You can see that, the documentation says, that hashCode() is computed using below formula

s[0]*31^(n-1) + s[1]*31^(n-2) + ... + s[n-1]

while the actual implementation is different

for (int i = 0; i < value.length; i++) {
    h = 31 * h + val[i];
}

Am I missing any obvious thing? Please help me.


Solution

  • The implementation is correct, with the caveat that integer overflow may occur (which is ok here, it doesn't harm anything). It's using Horner's method for polynomial evaluation.

    Here's the steps on a sample string "CAT".

    h = 0
    

    First loop:

    i = 0
    h = 31 * 0 + 'C' (67) = 67
    

    Second loop:

    i = 1
    h = 31 * 67 + 'A' (65) = 2142
    

    Third loop:

    i = 2
    h = 31 * 2142 + 'T' (84) = 66486
    

    Let's derive the formula from the code. Here, n is the index of i into the string s.
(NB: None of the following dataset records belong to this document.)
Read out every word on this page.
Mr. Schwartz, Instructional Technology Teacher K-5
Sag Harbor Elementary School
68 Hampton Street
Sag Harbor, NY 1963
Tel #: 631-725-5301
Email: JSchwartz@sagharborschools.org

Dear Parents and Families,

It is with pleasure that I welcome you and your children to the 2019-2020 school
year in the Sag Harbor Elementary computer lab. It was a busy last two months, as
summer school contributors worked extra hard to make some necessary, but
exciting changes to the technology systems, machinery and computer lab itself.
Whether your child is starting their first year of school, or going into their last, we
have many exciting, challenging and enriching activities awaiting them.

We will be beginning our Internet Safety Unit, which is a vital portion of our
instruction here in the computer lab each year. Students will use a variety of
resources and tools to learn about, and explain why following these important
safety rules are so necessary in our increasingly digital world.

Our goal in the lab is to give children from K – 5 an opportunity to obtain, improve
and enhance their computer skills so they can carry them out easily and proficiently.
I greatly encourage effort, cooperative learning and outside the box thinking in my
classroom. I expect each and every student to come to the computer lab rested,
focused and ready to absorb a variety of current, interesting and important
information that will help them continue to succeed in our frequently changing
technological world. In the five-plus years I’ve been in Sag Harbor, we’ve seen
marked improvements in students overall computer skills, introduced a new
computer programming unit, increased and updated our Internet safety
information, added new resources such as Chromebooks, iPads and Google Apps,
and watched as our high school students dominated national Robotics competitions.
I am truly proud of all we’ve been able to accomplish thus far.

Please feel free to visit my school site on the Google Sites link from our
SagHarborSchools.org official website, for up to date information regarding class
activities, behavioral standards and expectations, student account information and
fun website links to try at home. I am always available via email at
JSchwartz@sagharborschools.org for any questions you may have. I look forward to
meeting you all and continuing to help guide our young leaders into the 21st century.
Each iteration of the for loop performs this formula.

    hn = 31hn-1 + sn

    h0 /* after loop i = 0 */ = s[0]
    h1 /* after loop i = 1 */ = 31*h0 + s[1] = 31*s[0] + s[1]
    h2 /* after loop i = 2 */ = 31*h1 + s[2] = 31*(31*s[0] + s[1]) + s[2]
    h = 31*31*s[0] + 31*s[1] + s[2]
    

    The exponents you see for the powers of 31 arise because each loop multiplies in another factor of 31 before adding the value of the next character.